A bench lies at the edge of the lane, in the middle of the street, amidst locked houses and shut doors. It's a wooden bench. Broken from one leg, but otherwise complete. It is not painted or varnished. One of the three plain planks, which make its careful, decorated back, is cracked from the middle. A young girl in a pink salwaar kameez passes by it. Many minutes later, a young man with a moustache and ruffled hair walks past it.
The bench is no longer calling anyone to it. There are no tea ceremonies around it now. No gatherings for light talk and making jokes. No one sits on it and gestures for another to join her, to share the bench with her. The bench is not a space of hospitality. The bench is no longer a bench.
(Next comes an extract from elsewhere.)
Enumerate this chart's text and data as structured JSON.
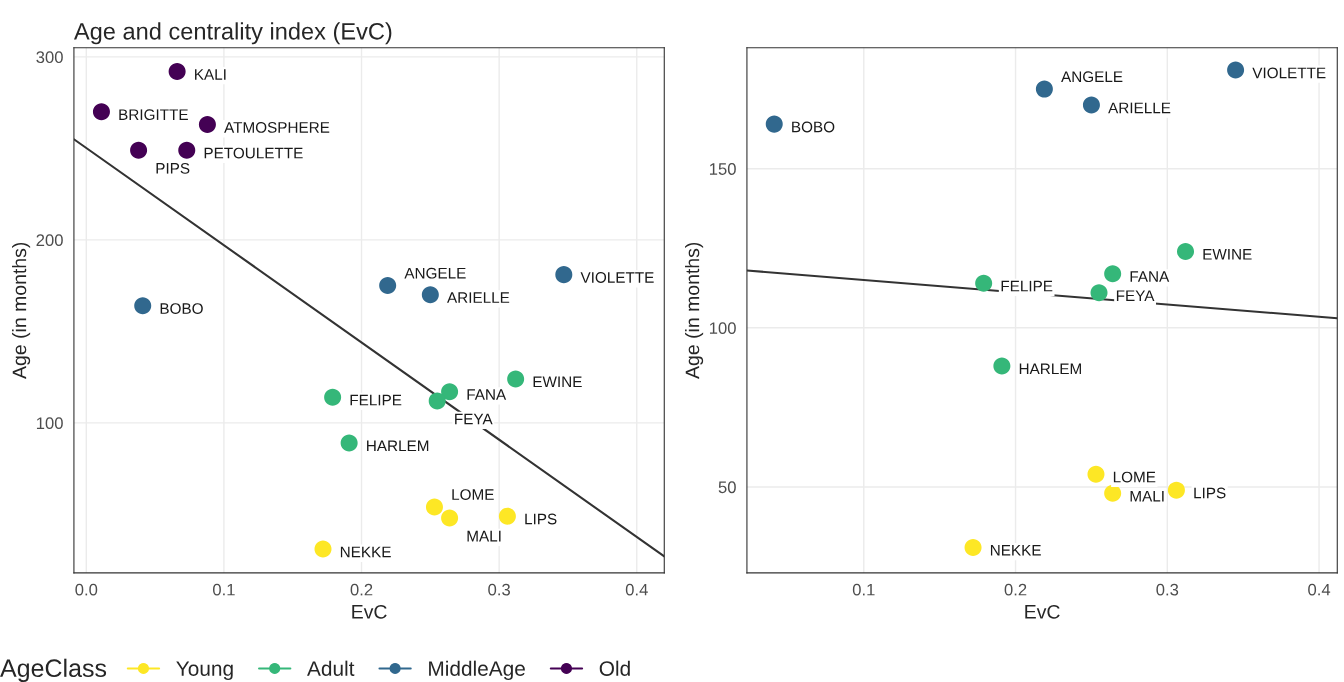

What lingers after the violating storming by the police, the slow, painful emptying out of Nangla, the repeated return of the bullodzers, the resounding echoes of the voice inside, 'this life may be ours, but the decisions?', the relentlessness of the sound of hammers, the falling of walls left standing alone when no one is around, the endlessly continuing walks of the surveyors in the slowly deserting lanes?

A space built together, carefully, slowly, bit by little bit, has been ripped apart. Its inner coherence destroyed. Its ability to generate practices of being together extinguished. The fragments of Nangla, the fragments which constitute Nangla, will never again join.

A long process of making meaning, again, will begin. A process of saying, "the bench is a bench" will begin. Slowly, over time, the process of teaching a young one that pillow on a bed in a house with orange walls is for resting ones tired head, will begin. Slowly, a cup will be put on a saucer, and not just along it. A knife will be put together with an onion to slice it. A screw driver will be put to a screw to tighten it into a wall. Slowly... but it will never be the same again.